U.S Stock Market Getting Interesting Again
Since peaking last October, the U.S. stock market, as measured by the S&P 500 Index, fell by more than 20% by the end of 2018 – a fall of a little more than 20%, which meets the traditional criteria of a bear market. Other measures of a bear market, such as the 50 day / 200 day moving average “death cross”, or the price being below the 200-day moving average, were also reached as a matter of course.
Funnily enough, ever since that 20% fall was reached at the end of December, the market has been recovering steadily. The logic of labeling a 20% fall from a price peak a bear market has a flip side: a 20% rise from a low is a bull market, and by that criteria, we will be in a bull market again once the S&P 500 Index reaches 2815.90. We are not quite there yet, but this level is coming into view and is not very far off.
There are two immediate events which might derail this recovery into a bull market: firstly, and most seriously, the 1st March deadline for the U.S. to either agree a comprehensive trade deal with China or impose full tariffs. Secondly, the U.S. government is scheduled to shut down again on 15th February if no financing deal can be agreed between President Trump and the Democrat-controlled Congress. China is by far the bigger threat to the stock market’s recovery.

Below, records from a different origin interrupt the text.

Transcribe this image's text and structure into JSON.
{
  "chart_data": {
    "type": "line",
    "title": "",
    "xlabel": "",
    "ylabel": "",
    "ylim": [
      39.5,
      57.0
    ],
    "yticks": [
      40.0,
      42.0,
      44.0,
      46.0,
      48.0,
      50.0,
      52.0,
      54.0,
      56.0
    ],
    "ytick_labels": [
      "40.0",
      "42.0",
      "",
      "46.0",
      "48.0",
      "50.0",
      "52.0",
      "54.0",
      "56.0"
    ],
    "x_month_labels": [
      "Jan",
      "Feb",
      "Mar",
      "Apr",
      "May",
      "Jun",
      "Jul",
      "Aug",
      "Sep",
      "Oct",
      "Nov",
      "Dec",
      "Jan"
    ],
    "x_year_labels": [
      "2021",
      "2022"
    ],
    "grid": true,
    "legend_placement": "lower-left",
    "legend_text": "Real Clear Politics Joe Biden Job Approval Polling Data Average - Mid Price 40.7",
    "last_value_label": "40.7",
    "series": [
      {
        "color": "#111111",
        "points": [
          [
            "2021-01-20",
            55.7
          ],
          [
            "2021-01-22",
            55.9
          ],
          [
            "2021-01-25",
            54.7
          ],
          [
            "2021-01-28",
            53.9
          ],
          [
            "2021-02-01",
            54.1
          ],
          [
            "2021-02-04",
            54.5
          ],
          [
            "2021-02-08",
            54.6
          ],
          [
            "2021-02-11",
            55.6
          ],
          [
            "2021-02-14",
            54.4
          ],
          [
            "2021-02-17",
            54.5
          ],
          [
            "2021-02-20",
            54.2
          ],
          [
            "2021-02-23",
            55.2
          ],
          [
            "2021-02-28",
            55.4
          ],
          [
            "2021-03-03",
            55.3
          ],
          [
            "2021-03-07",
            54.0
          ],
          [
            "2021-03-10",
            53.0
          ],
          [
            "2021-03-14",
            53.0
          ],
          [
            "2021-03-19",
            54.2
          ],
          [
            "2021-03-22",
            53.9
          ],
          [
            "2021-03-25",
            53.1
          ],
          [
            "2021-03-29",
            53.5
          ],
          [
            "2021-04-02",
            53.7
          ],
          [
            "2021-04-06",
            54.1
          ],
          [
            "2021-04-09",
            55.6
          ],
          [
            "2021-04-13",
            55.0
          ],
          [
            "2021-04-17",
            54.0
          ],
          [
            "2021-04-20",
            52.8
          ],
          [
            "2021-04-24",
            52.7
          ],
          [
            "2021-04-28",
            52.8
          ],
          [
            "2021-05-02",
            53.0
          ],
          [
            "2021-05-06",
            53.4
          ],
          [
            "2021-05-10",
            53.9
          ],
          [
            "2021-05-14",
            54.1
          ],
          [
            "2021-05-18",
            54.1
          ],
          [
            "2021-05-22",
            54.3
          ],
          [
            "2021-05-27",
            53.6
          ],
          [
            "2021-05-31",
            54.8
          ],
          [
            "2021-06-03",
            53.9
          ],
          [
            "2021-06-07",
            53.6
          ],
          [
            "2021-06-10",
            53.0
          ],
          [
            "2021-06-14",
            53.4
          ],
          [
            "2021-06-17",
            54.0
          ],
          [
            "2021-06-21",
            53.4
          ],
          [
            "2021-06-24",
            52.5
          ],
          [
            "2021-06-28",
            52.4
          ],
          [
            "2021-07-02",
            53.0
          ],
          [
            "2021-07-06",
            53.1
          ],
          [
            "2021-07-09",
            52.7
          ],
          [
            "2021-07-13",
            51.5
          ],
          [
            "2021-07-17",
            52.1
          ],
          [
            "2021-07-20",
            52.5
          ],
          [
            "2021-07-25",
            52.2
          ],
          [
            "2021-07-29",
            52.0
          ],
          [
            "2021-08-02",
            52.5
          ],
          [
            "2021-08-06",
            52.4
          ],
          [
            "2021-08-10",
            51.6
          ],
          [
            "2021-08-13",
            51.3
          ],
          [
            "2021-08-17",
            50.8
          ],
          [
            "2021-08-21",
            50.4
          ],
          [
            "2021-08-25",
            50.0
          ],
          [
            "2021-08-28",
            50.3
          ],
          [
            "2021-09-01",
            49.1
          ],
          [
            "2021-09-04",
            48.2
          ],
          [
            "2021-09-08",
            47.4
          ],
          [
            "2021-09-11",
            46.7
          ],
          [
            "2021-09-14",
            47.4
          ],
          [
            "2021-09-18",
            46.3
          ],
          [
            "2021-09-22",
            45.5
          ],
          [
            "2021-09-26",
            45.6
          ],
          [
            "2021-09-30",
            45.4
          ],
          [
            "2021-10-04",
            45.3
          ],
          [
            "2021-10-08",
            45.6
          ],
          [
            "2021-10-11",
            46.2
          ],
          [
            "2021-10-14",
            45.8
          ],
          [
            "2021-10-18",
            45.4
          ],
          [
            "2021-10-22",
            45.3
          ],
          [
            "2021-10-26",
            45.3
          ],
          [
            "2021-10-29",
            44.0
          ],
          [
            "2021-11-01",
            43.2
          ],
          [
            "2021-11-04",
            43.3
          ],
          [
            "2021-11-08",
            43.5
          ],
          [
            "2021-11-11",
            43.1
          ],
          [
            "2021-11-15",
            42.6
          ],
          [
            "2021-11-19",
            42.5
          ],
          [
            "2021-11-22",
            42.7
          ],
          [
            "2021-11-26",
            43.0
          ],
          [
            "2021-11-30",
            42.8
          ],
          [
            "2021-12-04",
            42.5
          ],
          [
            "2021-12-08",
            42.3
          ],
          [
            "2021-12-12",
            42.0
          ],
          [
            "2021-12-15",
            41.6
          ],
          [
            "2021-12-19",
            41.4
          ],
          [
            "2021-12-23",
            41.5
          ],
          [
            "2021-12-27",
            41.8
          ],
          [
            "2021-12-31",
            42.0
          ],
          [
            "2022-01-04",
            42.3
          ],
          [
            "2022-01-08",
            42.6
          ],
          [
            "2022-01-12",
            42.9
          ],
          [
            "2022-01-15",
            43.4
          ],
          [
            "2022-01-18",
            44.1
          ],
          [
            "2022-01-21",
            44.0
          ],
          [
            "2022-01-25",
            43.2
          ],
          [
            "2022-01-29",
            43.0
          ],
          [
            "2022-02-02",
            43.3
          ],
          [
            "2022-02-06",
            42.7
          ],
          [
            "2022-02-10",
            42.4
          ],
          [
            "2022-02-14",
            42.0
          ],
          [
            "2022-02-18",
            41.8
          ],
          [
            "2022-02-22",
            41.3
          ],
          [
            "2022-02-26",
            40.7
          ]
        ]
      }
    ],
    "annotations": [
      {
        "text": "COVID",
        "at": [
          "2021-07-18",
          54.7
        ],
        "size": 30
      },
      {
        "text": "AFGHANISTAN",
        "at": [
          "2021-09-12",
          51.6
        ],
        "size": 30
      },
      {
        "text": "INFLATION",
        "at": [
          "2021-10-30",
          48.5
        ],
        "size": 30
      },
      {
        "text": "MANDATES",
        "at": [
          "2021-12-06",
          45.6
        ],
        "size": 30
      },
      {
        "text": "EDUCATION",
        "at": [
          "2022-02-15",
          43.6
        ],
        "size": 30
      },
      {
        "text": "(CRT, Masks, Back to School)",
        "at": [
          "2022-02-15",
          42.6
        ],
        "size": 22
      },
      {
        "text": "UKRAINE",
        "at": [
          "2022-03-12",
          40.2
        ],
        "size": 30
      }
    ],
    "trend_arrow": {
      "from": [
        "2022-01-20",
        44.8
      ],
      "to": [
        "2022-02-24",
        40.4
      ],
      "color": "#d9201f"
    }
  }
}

Most Forex/CFD brokerages offer trading in major stock market indices such as the S&P 500 and the Dow Jones Industrial Average as well as Forex currency pairs. These historically tend to make more reliable movements than Forex currency pairs, at least in the long direction, so can be good to trade when they are rising. The problem is that when LIBOR is relatively high (as it is now), the overnight financing charge on long positions can equal something like 5% on an annualized basis. Furthermore, the spreads charged by retail Forex/CFD brokerages are typically relatively high compared to Forex currency pairs. If you want to trade stock market indices you should carefully examine these costs and weigh them against how much you expect to make in profit overall, to determine whether it is worthwhile.